Agent4cs: A Multi-agent System for Code Summarization in Large Hierarchical Codebases
Agent4cs: A Multi-agent System for Code Summarization in Large Hierarchical Codebases
Agent4cs:用于大型分层代码库代码摘要的多智能体系统
Understanding large, complex codebases, especially those with obfuscated structures and incomplete documentation, remains a significant challenge. Existing code summarization solutions often rely on a single language model or coding assistant like Claude Code, and treat source code as flat text, underutilizing the rich interdependencies and hierarchical information within a repository.
理解大型、复杂的代码库,尤其是那些结构晦涩且文档不完整的代码库,仍然是一项重大挑战。现有的代码摘要解决方案通常依赖于单一语言模型或类似 Claude Code 的编程助手,并将源代码视为扁平文本,未能充分利用代码仓库中丰富的相互依赖关系和分层信息。

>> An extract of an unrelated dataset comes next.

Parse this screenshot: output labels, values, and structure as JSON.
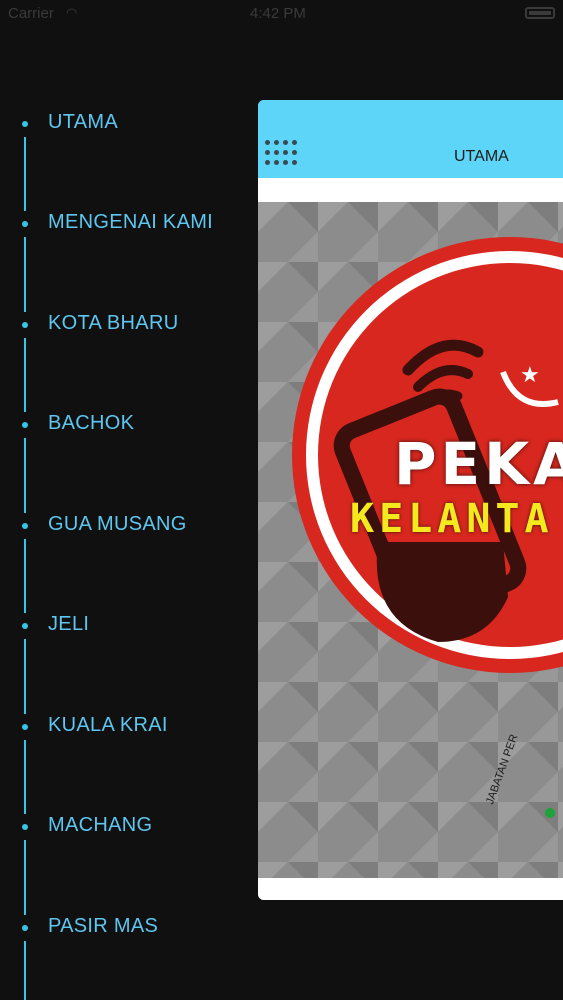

To address these shortcomings, we propose Agent4cs - a multi-agent framework that summarizes large codebases in a bottom-up fashion, where a summarization agent focuses on producing robust summaries; a keyword-extraction agent proactively identifies critical information from subfolders; and a quality-assurance agent iteratively refines the outputs for readability, coherence, and completeness.
为了解决这些缺陷,我们提出了 Agent4cs——一个以自下而上的方式总结大型代码库的多智能体框架。在该框架中,摘要智能体专注于生成稳健的摘要;关键词提取智能体主动从子文件夹中识别关键信息;质量保证智能体则对输出结果进行迭代优化,以确保其可读性、连贯性和完整性。
Evaluated on 7 frontier models, Agent4cs improves semantic consistency across all folder levels by average 8% compared to two structured prompting baselines with code segments. Furthermore, extensive evaluation on real-world datasets demonstrates up to 38% gains in normalized keyword coverage rate over the same baselines.
在 7 个前沿模型上的评估结果显示,与两个基于代码片段的结构化提示基准相比,Agent4cs 在所有文件夹层级上的语义一致性平均提高了 8%。此外,在真实世界数据集上的广泛评估表明,其归一化关键词覆盖率较上述基准提升了高达 38%。